The sixth well is in Fort Dodge and was tested in July 2024 as containing 5.1% helium composition. Although not within direct access to the gathering network, M3 Helium owns a mobile Pressure Swing Adsorption production plant which could be used to purify the helium on site.
M3 Helium has also signed a farm in agreement with Scout Energy Partners over 161,280 acres of the Hugoton gas field giving it the potential to drill between 100 – 200 new wells. All production will be handled by Scout Energy’s gathering network and the Jayhawk gas processing plant.

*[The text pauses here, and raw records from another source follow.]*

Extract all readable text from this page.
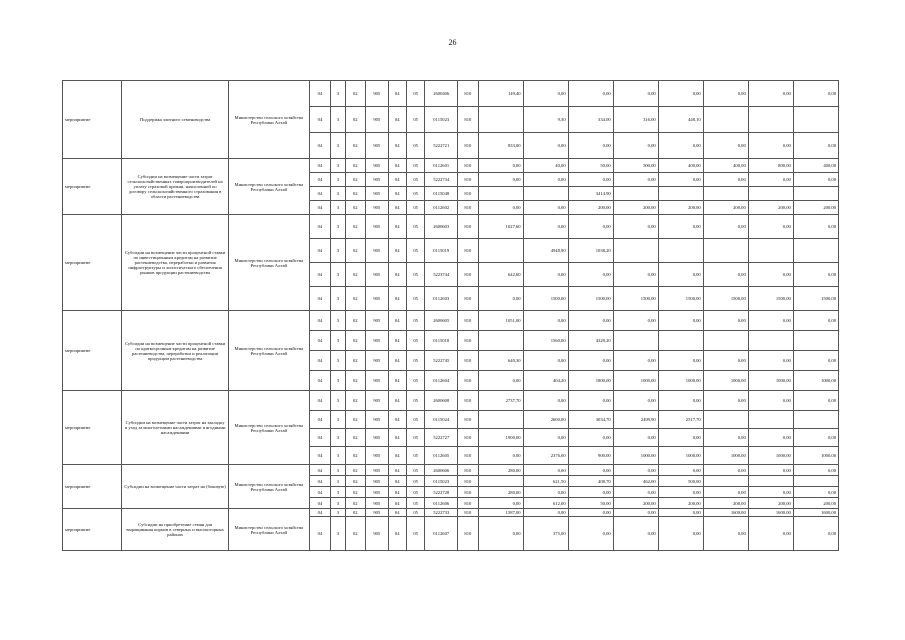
26
мероприятие	Поддержка элитного семеноводства	Министерство сельского хозяйства Республики Алтай	04	3	02	905	04	05	2600406	810	149,40	0,00	0,00	0,00	0,00	0,00	0,00	0,00
			04	3	02	905	04	05	0115023	810		9,30	334,00	316,00	448,10			
			04	3	02	905	04	05	5222721	810	833,00	0,00	0,00	0,00	0,00	0,00	0,00	0,00
мероприятие	Субсидии на возмещение части затрат сельскохозяйственных товаропроизводителей на уплату страховой премии, начисленной по договору сельскохозяйственного страхования в области растениеводства	Министерство сельского хозяйства Республики Алтай	04	3	02	905	04	05	0112601	810	0,00	40,00	50,00	500,00	400,00	400,00	800,00	400,00
			04	3	02	905	04	05	5222734	810	0,00	0,00	0,00	0,00	0,00	0,00	0,00	0,00
			04	3	02	905	04	05	0115048	810			3414,90					
			04	3	02	905	04	05	0112602	810	0,00	0,00	200,00	200,00	200,00	200,00	200,00	200,00
мероприятие	Субсидии на возмещение части процентной ставки по инвестиционным кредитам на развитие растениеводства, переработки и развития инфраструктуры и логистического обеспечения рынков продукции растениеводства	Министерство сельского хозяйства Республики Алтай	04	3	02	905	04	05	2600603	810	1027,60	0,00	0,00	0,00	0,00	0,00	0,00	0,00
			04	3	02	905	04	05	0115019	810		4948,90	1038,20					
			04	3	02	905	04	05	5223744	810	642,60	0,00	0,00	0,00	0,00	0,00	0,00	0,00
			04	3	02	905	04	05	0112603	810	0,00	1500,00	1500,00	1500,00	1500,00	1500,00	1500,00	1500,00
мероприятие	Субсидии на возмещение части процентной ставки по краткосрочным кредитам на развитие растениеводства, переработки и реализации продукции растениеводства	Министерство сельского хозяйства Республики Алтай	04	3	02	905	04	05	2600605	810	1051,00	0,00	0,00	0,00	0,00	0,00	0,00	0,00
			04	3	02	905	04	05	0115018	810		1560,00	4328,20					
			04	3	02	905	04	05	5222745	810	640,30	0,00	0,00	0,00	0,00	0,00	0,00	0,00
			04	3	02	905	04	05	0112604	810	0,00	404,20	1800,00	1000,00	1000,00	1000,00	1000,00	1000,00
мероприятие	Субсидии на возмещение части затрат на закладку и уход за многолетними насаждениями и ягодными насаждениями	Министерство сельского хозяйства Республики Алтай	04	3	02	905	04	05	2600608	810	2737,70	0,00	0,00	0,00	0,00	0,00	0,00	0,00
			04	3	02	905	04	05	0115024	810		2600,00	3034,70	2499,90	2517,70			
			04	3	02	905	04	05	5222727	810	1900,00	0,00	0,00	0,00	0,00	0,00	0,00	0,00
			04	3	02	905	04	05	0112605	810	0,00	2376,00	900,00	1000,00	1000,00	1000,00	1000,00	1000,00
мероприятие	Субсидии на возмещение части затрат на (боковую)	Министерство сельского хозяйства Республики Алтай	04	3	02	905	04	05	2600606	810	280,00	0,00	0,00	0,00	0,00	0,00	0,00	0,00
			04	3	02	905	04	05	0115023	810		621,50	408,70	462,00	500,00			
			04	3	02	905	04	05	5222728	810	280,00	0,00	0,00	0,00	0,00	0,00	0,00	0,00
			04	3	02	905	04	05	0112606	810	0,00	612,00	50,00	200,00	200,00	200,00	200,00	200,00
мероприятие	Субсидии на приобретение семян для выращивания кормов в северных и высокогорных районах	Министерство сельского хозяйства Республики Алтай	04	3	02	905	04	05	5222733	810	1587,00	0,00	0,00	0,00	0,00	1600,00	1600,00	1600,00
			04	3	02	905	04	05	0112607	810	0,00	375,00	0,00	0,00	0,00	0,00	0,00	0,00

FORWARD LOOKING STATEMENTS
This announcement includes “forward-looking statements” which include all statements other than statements of historical facts, including, without limitation, those regarding the Company’s financial position, business strategy, plans and objectives of management for future operations, or any statements preceded by, followed by or that include the words “targets”, “believes”, “expects”, “aims”, “intends”, “will”, “may”, “anticipates”, “would”, “could” or “similar” expressions or negatives thereof. Such forward-looking statements involve known and unknown risks, uncertainties and other important factors beyond the Company’s control that could cause the actual results, performance or achievements of the Company to be materially different from future results, performance or achievements expressed or implied by such forward-looking statements. Such forward-looking statements are based on numerous assumptions regarding the Company’s present and future business strategies and the environment in which the Company will operate in the future. These forward-looking statements speak only as at the date of this announcement. The Company expressly disclaims any obligation or undertaking to disseminate any updates or revisions to any forward-looking statements contained herein to reflect any change in the Company’s expectations with regard thereto or any change in events, conditions or circumstances on which any such statements are based unless required to do so by applicable law.